Moody’s Investors Service, whereas silent on the sovereign ranking on the higher-than-expected fiscal deficit numbers, expressed doubts over attaining the higher revenue targets and divestment realisation as assumed within the Budget.

The Union Budget 2021-22 has pegged a fiscal deficit of 9.5 per cent for the present monetary yr as in opposition to the consensus 7 per cent, and 6.8 per cent for 2021-22 with a market borrowing of round Rs 12 lakh crore.

It additionally assumes Rs 1.75 lakh crore to be scooped up from divestment.


The Fiscal Responsibility and Budget Management Act can even be amended to realize a fiscal deficit of 4.5 per cent of GDP by 2025-26 solely.

“The fiscal deficit target of 6.8 per cent for 2021-22 tries to strike a balance between supporting growth and a modest deficit reduction, but improvements in tax compliance and monetisation targets may be difficult to achieve,” the ranking company mentioned in a observe.

The observe was authored by Moody’s Associate Managing Director (Sovereign Risk) Gene Fang and its Vice-President and Senior Credit Officer (Financial Institutions) Alka Anbarasu.

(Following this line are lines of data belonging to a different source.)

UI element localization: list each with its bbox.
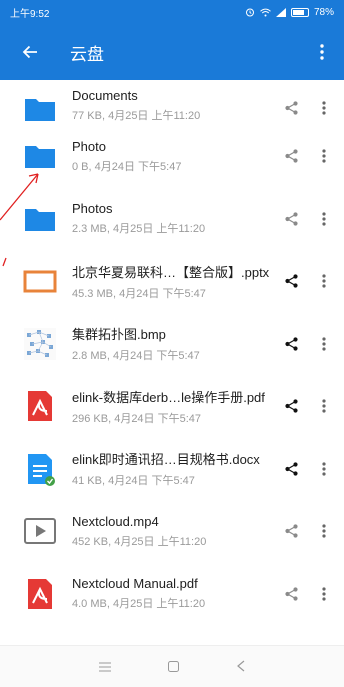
share-icon[interactable] [274,136,308,176]
share-icon[interactable] [274,511,308,551]
docx-icon [19,448,61,490]
more-vert-icon[interactable] [308,324,340,364]
file-row[interactable]: 北京华夏易联科…【整合版】.pptx 45.3 MB, 4月24日 下午5:47 [0,250,344,313]
back-button[interactable] [0,24,60,80]
file-meta: 2.3 MB, 4月25日 上午11:20 [72,223,206,236]
share-icon[interactable] [274,261,308,301]
share-icon[interactable] [274,574,308,614]
file-row[interactable]: Photos 2.3 MB, 4月25日 上午11:20 [0,188,344,251]
file-meta: 0 B, 4月24日 下午5:47 [72,160,182,173]
more-vert-icon[interactable] [308,261,340,301]
file-meta: 77 KB, 4月25日 上午11:20 [72,110,201,122]
more-vert-icon[interactable] [308,199,340,239]
file-text: Photo 0 B, 4月24日 下午5:47 [72,139,274,174]
file-list: Documents 77 KB, 4月25日 上午11:20 Photo 0 B, 4… [0,80,344,625]
more-vert-icon [320,44,324,60]
menu-nav-icon[interactable] [98,659,111,675]
share-icon[interactable] [274,386,308,426]
file-meta: 41 KB, 4月24日 下午5:47 [72,475,195,488]
more-vert-icon[interactable] [308,511,340,551]
file-row[interactable]: Nextcloud Manual.pdf 4.0 MB, 4月25日 上午11:2… [0,563,344,626]
folder-icon [19,198,61,240]
status-icons: 78% [245,7,334,18]
screen: 上午9:52 78% 云盘 Documents 77 KB, 4月25日 上午11… [0,0,344,687]
file-name: Nextcloud.mp4 [72,513,159,529]
video-icon [19,510,61,552]
file-text: elink-数据库derb…le操作手册.pdf 296 KB, 4月24日 下午… [72,387,274,426]
wifi-icon [260,8,271,16]
file-meta: 296 KB, 4月24日 下午5:47 [72,412,202,425]
file-name: elink即时通讯招…目规格书.docx [72,452,260,468]
file-text: Documents 77 KB, 4月25日 上午11:20 [72,88,274,123]
app-bar: 云盘 [0,24,344,80]
file-meta: 452 KB, 4月25日 上午11:20 [72,535,207,548]
battery-percent: 78% [313,6,334,18]
alarm-icon [245,8,254,17]
file-meta: 2.8 MB, 4月24日 下午5:47 [72,350,200,363]
file-text: Nextcloud.mp4 452 KB, 4月25日 上午11:20 [72,514,274,549]
file-text: 北京华夏易联科…【整合版】.pptx 45.3 MB, 4月24日 下午5:47 [72,262,274,301]
file-row[interactable]: Photo 0 B, 4月24日 下午5:47 [0,125,344,188]
file-name: Photos [72,201,113,217]
pdf-icon [19,385,61,427]
more-vert-icon[interactable] [308,88,340,128]
share-icon[interactable] [274,88,308,128]
file-name: Nextcloud Manual.pdf [72,576,198,592]
file-row[interactable]: Nextcloud.mp4 452 KB, 4月25日 上午11:20 [0,500,344,563]
file-row[interactable]: 集群拓扑图.bmp 2.8 MB, 4月24日 下午5:47 [0,313,344,376]
file-row[interactable]: elink即时通讯招…目规格书.docx 41 KB, 4月24日 下午5:47 [0,438,344,501]
file-row[interactable]: elink-数据库derb…le操作手册.pdf 296 KB, 4月24日 下午… [0,375,344,438]
home-nav-icon[interactable] [168,659,180,675]
battery-fill [292,9,304,15]
file-text: 集群拓扑图.bmp 2.8 MB, 4月24日 下午5:47 [72,324,274,363]
more-vert-icon[interactable] [308,449,340,489]
file-row[interactable]: Documents 77 KB, 4月25日 上午11:20 [0,80,344,125]
more-vert-icon[interactable] [308,574,340,614]
signal-icon [275,7,286,17]
status-bar: 上午9:52 78% [0,0,344,24]
file-text: Nextcloud Manual.pdf 4.0 MB, 4月25日 上午11:2… [72,576,274,611]
file-meta: 45.3 MB, 4月24日 下午5:47 [72,287,206,300]
file-name: 集群拓扑图.bmp [72,327,166,343]
share-icon[interactable] [274,199,308,239]
share-icon[interactable] [274,449,308,489]
file-meta: 4.0 MB, 4月25日 上午11:20 [72,598,206,611]
page-title: 云盘 [70,44,104,64]
folder-icon [19,88,61,130]
file-name: 北京华夏易联科…【整合版】.pptx [72,264,270,280]
status-time: 上午9:52 [10,8,50,20]
navigation-bar [0,645,344,687]
share-icon[interactable] [274,324,308,364]
file-name: elink-数据库derb…le操作手册.pdf [72,389,265,405]
overflow-menu-button[interactable] [300,24,344,80]
file-name: Photo [72,138,106,154]
file-text: Photos 2.3 MB, 4月25日 上午11:20 [72,201,274,236]
more-vert-icon[interactable] [308,386,340,426]
more-vert-icon[interactable] [308,136,340,176]
arrow-left-icon [22,45,37,59]
file-text: elink即时通讯招…目规格书.docx 41 KB, 4月24日 下午5:47 [72,449,274,488]
pptx-icon [19,260,61,302]
folder-icon [19,135,61,177]
back-nav-icon[interactable] [237,659,245,675]
image-icon [19,323,61,365]
pdf-icon [19,573,61,615]
battery-icon [290,7,309,17]
file-name: Documents [72,88,138,103]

However, the observe mentioned the federal government has restricted room to scale back spending with out additional weakening progress, and nominal GDP progress will stay essential for future deficit discount.

Overall, the Budget highlights the challenges to stabilising the debt trajectory following the pandemic-induced shocks.

Although a decline in new pandemic instances and normalising exercise are driving the rebound, the lasting results of the pandemic on the financial system will proceed to pose draw back dangers to sustained progress within the medium-term, they mentioned.

This threat is embodied within the adverse outlook on the ranking of Baa3 with a steady outlook, it mentioned including that earlier than the pandemic, the overall authorities debt was already considerably higher than the typical for sovereigns rated within the Baa3 friends.

On the plans to privatise two state-owned banks and a basic insurance coverage firm and likewise to take LIC public with an IPO, the observe mentioned divesting authorities stakes in banks is credit-negative for the banks concerned, as it can scale back the continued authorities assist for them.

Nevertheless, privatisation could make these banks extra market-oriented, which shall be optimistic for the trade as an entire, it added.